Robotic technology can now be used for partial knee replacement (PKR), a procedure designed to relieve the patient of the pain caused by degenerative osteoarthritis in one or both of the knee joints. By selectively replacing that part of the knee that has been degenerated due to osteoarthritis, the surgeon can only replace one part of the knee while maintaining healthy bones with their articular surfaces and ligaments around them.

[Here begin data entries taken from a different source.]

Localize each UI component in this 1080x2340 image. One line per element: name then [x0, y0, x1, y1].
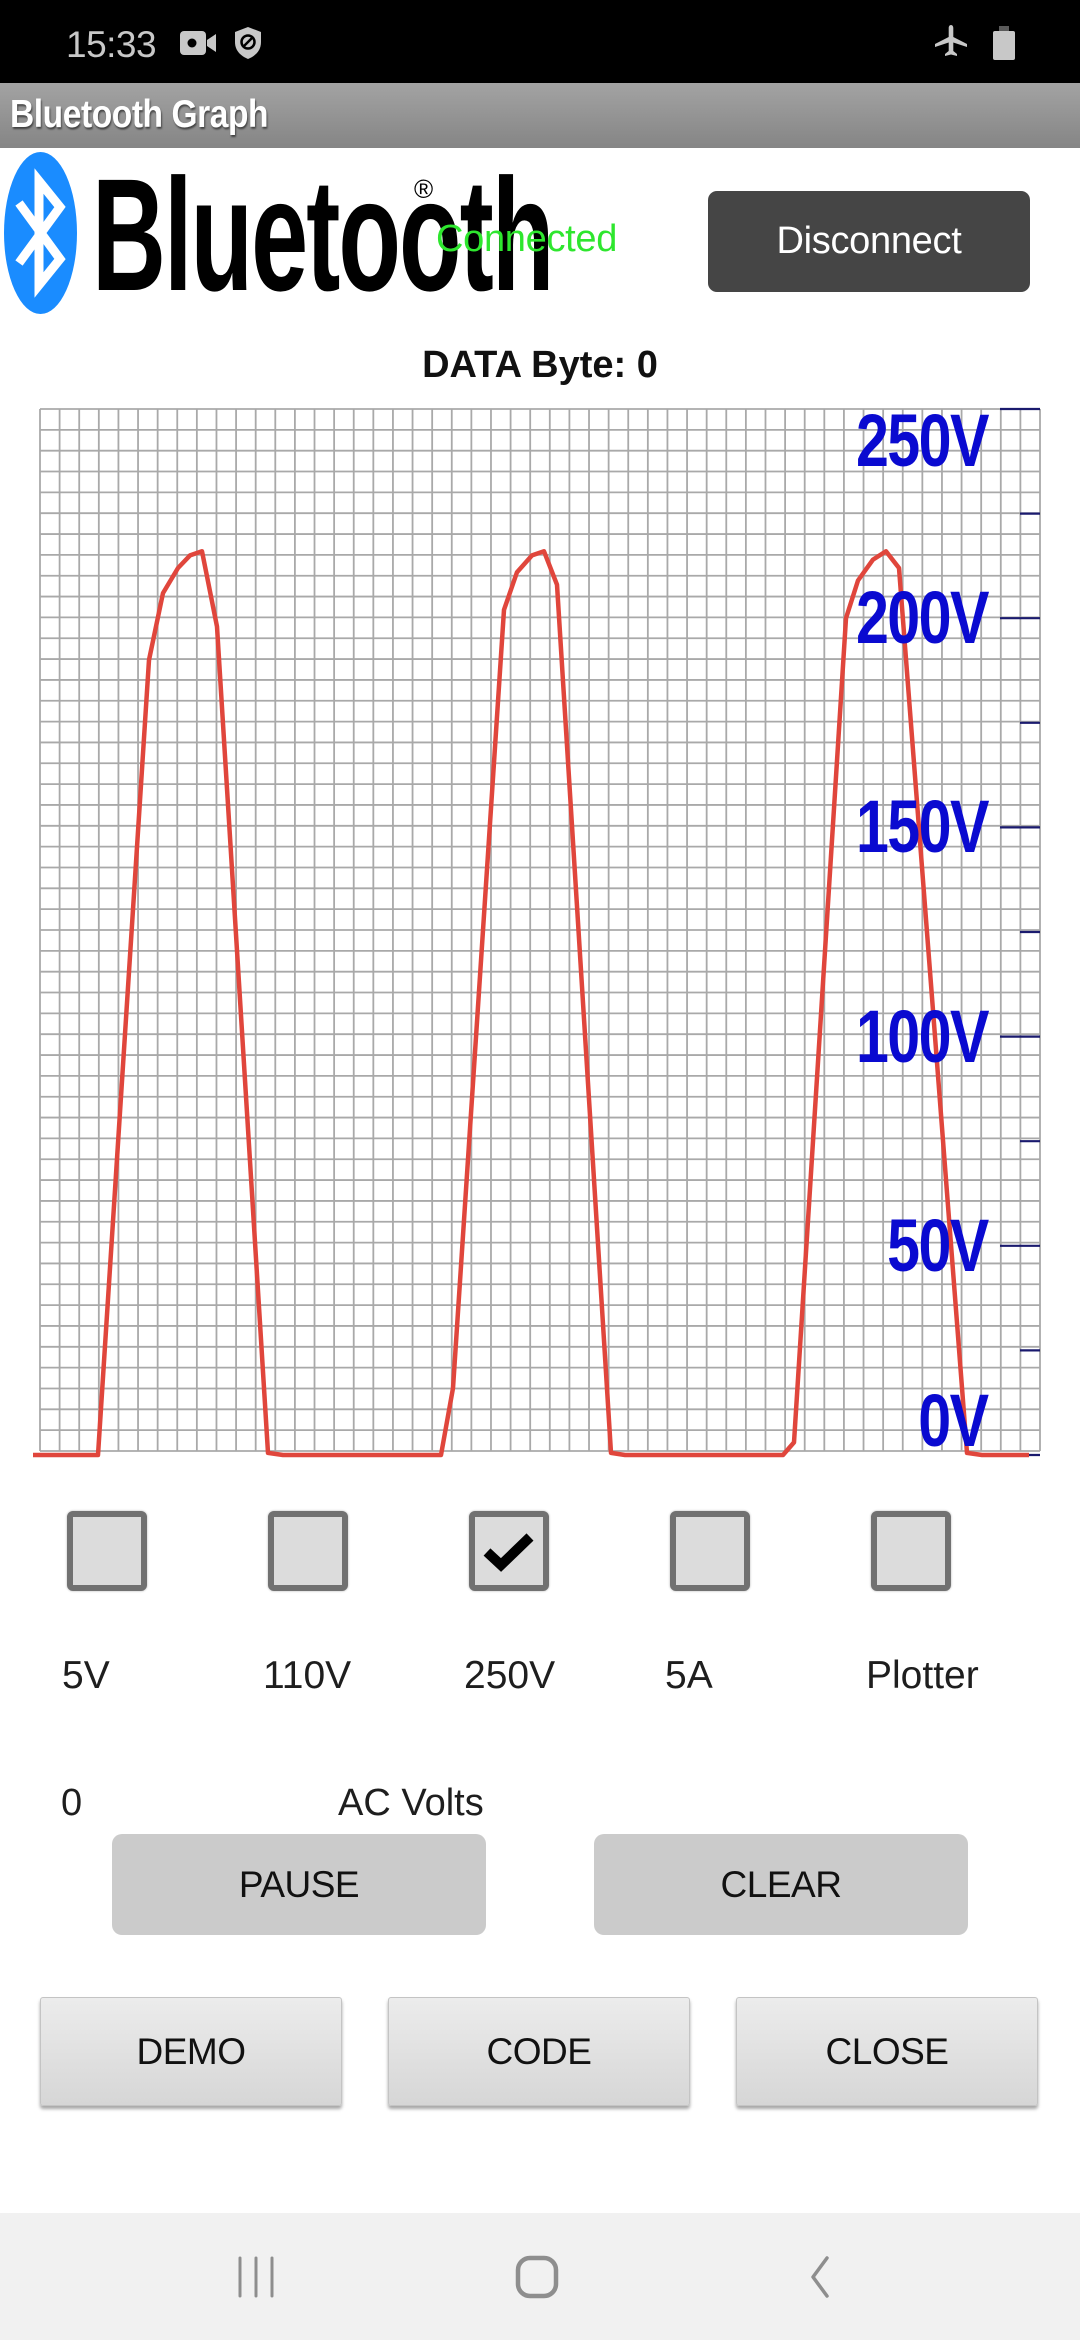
status-bar: 15:33 — [0, 0, 1080, 83]
checkbox-5a[interactable] — [670, 1511, 750, 1591]
checkbox-5v[interactable] — [67, 1511, 147, 1591]
y-label-0v: 0V — [918, 1379, 990, 1462]
pause-button[interactable]: PAUSE — [112, 1834, 486, 1935]
checkbox-label-5a: 5A — [665, 1654, 713, 1697]
grid — [39, 408, 1041, 1452]
checkbox-plotter[interactable] — [871, 1511, 951, 1591]
app-title-bar: Bluetooth Graph — [0, 83, 1080, 148]
app-title: Bluetooth Graph — [10, 93, 269, 136]
reading-value: 0 — [61, 1782, 83, 1824]
system-nav-bar — [0, 2213, 1080, 2340]
y-label-250v: 250V — [856, 399, 989, 482]
home-icon — [515, 2255, 559, 2298]
graph-canvas — [33, 407, 1041, 1458]
voltage-graph: 250V 200V 150V 100V 50V 0V — [0, 390, 1080, 1480]
shield-block-icon — [233, 26, 263, 60]
y-label-100v: 100V — [856, 994, 989, 1078]
recent-apps-icon — [238, 2256, 274, 2297]
home-button[interactable] — [457, 2213, 617, 2340]
demo-button[interactable]: DEMO — [40, 1997, 342, 2106]
status-time: 15:33 — [66, 24, 157, 65]
back-icon — [811, 2255, 829, 2298]
battery-icon — [992, 26, 1016, 60]
checkbox-110v[interactable] — [268, 1511, 348, 1591]
checkbox-label-250v: 250V — [464, 1654, 556, 1697]
connection-status: Connected — [436, 218, 618, 260]
disconnect-button[interactable]: Disconnect — [708, 191, 1030, 292]
registered-mark: ® — [414, 174, 434, 204]
bluetooth-logo-icon — [3, 151, 78, 315]
data-byte-label: DATA Byte: 0 — [422, 344, 658, 386]
checkbox-250v[interactable] — [469, 1511, 549, 1591]
checkbox-label-5v: 5V — [62, 1654, 110, 1697]
back-button[interactable] — [740, 2213, 900, 2340]
y-label-200v: 200V — [856, 576, 989, 660]
checkmark-icon — [483, 1533, 534, 1572]
checkbox-label-plotter: Plotter — [866, 1654, 979, 1697]
y-label-150v: 150V — [856, 785, 989, 869]
recent-apps-button[interactable] — [176, 2213, 336, 2340]
checkbox-label-110v: 110V — [263, 1654, 352, 1697]
video-camera-icon — [180, 30, 218, 56]
reading-unit: AC Volts — [338, 1782, 484, 1824]
airplane-mode-icon — [934, 24, 968, 58]
y-label-50v: 50V — [887, 1203, 989, 1287]
code-button[interactable]: CODE — [388, 1997, 690, 2106]
close-button[interactable]: CLOSE — [736, 1997, 1038, 2106]
clear-button[interactable]: CLEAR — [594, 1834, 968, 1935]
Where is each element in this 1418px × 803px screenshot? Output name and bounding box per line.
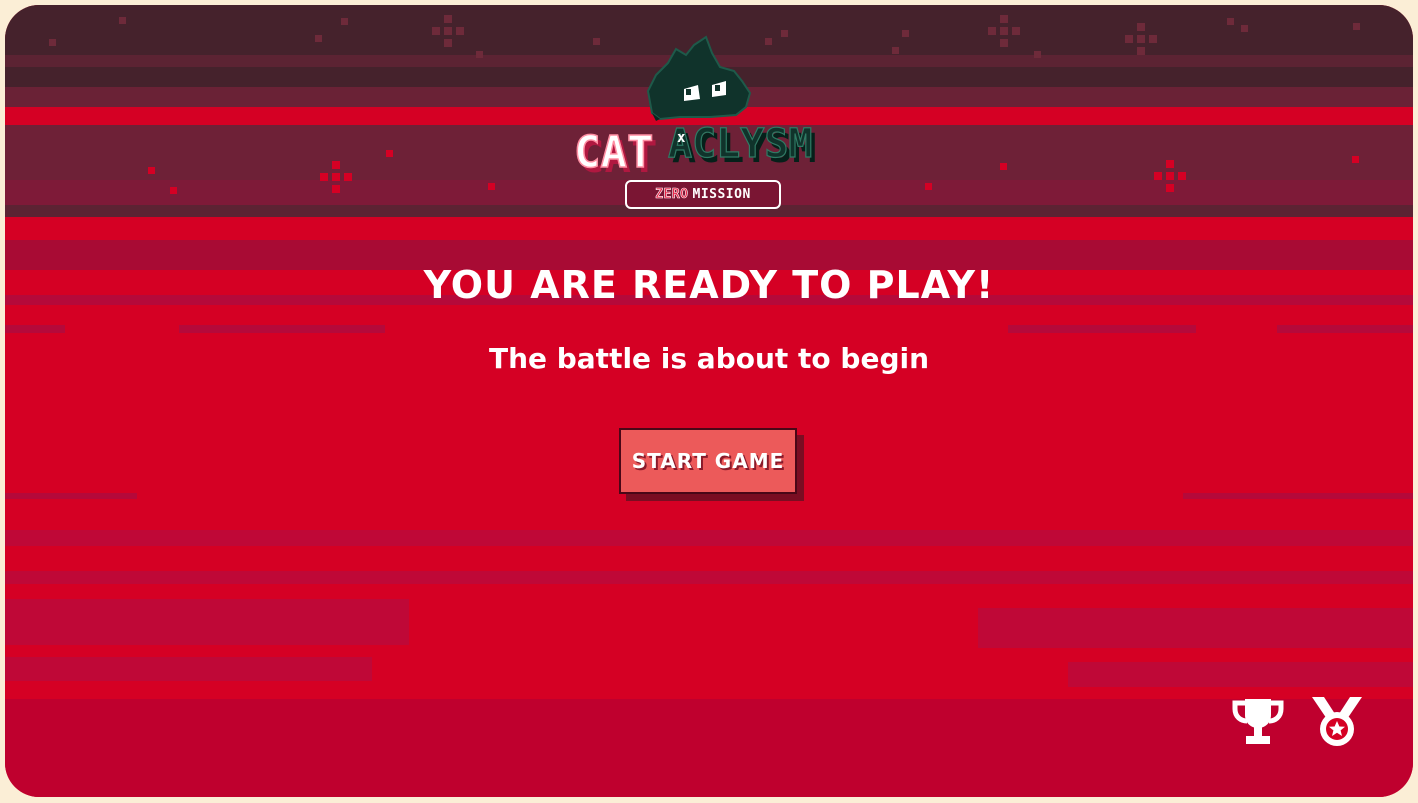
zero-mission-badge: ZERO MISSION (625, 180, 781, 209)
cat-head-icon: CAT CAT ACLYSM ACLYSM x (573, 35, 817, 183)
logo-aclysm-word: ACLYSM ACLYSM (667, 120, 816, 172)
background-pixel (902, 30, 909, 37)
background-plus-sparkle (1154, 160, 1187, 193)
background-pixel (1353, 23, 1360, 30)
background-pixel (1000, 163, 1007, 170)
background-stripe (1183, 493, 1413, 499)
medal-icon[interactable] (1310, 695, 1364, 749)
background-pixel (341, 18, 348, 25)
background-stripe (5, 657, 372, 681)
background-plus-sparkle (432, 15, 465, 48)
background-stripe (1068, 662, 1413, 687)
background-stripe (5, 530, 1413, 546)
background-stripe (5, 599, 409, 645)
badge-mission-text: MISSION (692, 187, 751, 202)
background-plus-sparkle (320, 161, 353, 194)
trophy-icon[interactable] (1231, 695, 1285, 749)
logo-x-mark: x (677, 130, 686, 146)
background-pixel (925, 183, 932, 190)
background-pixel (148, 167, 155, 174)
background-pixel (170, 187, 177, 194)
background-pixel (1352, 156, 1359, 163)
background-plus-sparkle (988, 15, 1021, 48)
background-pixel (49, 39, 56, 46)
svg-text:CAT: CAT (574, 127, 653, 178)
background-plus-sparkle (1125, 23, 1158, 56)
start-game-button[interactable]: START GAME (619, 428, 797, 494)
background-stripe (5, 571, 1413, 584)
svg-text:ACLYSM: ACLYSM (668, 121, 813, 167)
background-stripe (1008, 325, 1196, 333)
battle-subtitle: The battle is about to begin (488, 342, 930, 375)
background-stripe (179, 325, 385, 333)
ready-headline: YOU ARE READY TO PLAY! (423, 263, 995, 307)
badge-zero-text: ZERO (655, 187, 689, 203)
background-stripe (978, 608, 1413, 648)
background-pixel (315, 35, 322, 42)
background-pixel (1034, 51, 1041, 58)
background-pixel (892, 47, 899, 54)
background-stripe (5, 699, 1413, 797)
background-stripe (5, 493, 137, 499)
background-pixel (488, 183, 495, 190)
background-pixel (476, 51, 483, 58)
background-stripe (5, 325, 65, 333)
background-pixel (119, 17, 126, 24)
game-screen: CAT CAT ACLYSM ACLYSM x ZERO MISSION YOU… (5, 5, 1413, 797)
background-pixel (386, 150, 393, 157)
background-pixel (1227, 18, 1234, 25)
background-stripe (1277, 325, 1413, 333)
background-pixel (1241, 25, 1248, 32)
logo-cat-word: CAT CAT (573, 126, 657, 183)
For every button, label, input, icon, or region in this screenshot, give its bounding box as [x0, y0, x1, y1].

Robotic technology provides the surgeon with a 3-D model to plan partial knee arthroplasty. During surgery, the surgeon guides the robotic arm based on patient-specific measurements. In this way, the surgeon removes only the degenerated part of the bone, maintaining healthy bones and soft molecules, and is able to place the implant in the correct anatomical position.
HOW DOES IT WORK
- A PERSONALIZED DESIGN FOR THE PATIENT
It all starts with a CT scan of the joint through which a three-dimensional model of the patient’s knee anatomy is reconstructed. This virtual model is loaded into a computer’s software system and is used to create customized preoperative designs.
- DURING SURGERY
In the operating room, the orthopedist will use the robotic system to assist him in performing the surgery based on the patient’s personalized preoperative plan. This system allows the surgeon to make adjustments to the plan during surgery, as appropriate. When preparing the bone for the prosthesis, the robotic system guides the surgeon within the predetermined area by preventing possible micro-motions outside the planned range, thus offering a more precise positioning and alignment of the prosthesis.
After surgery, the surgeon, nurses and physiotherapists will set goals for a quick and painless recovery. Together, they will closely monitor the patient’s progress, and the orthopedist will request radiographic imaging of the joint for the final assessment of the placement of the prosthesis.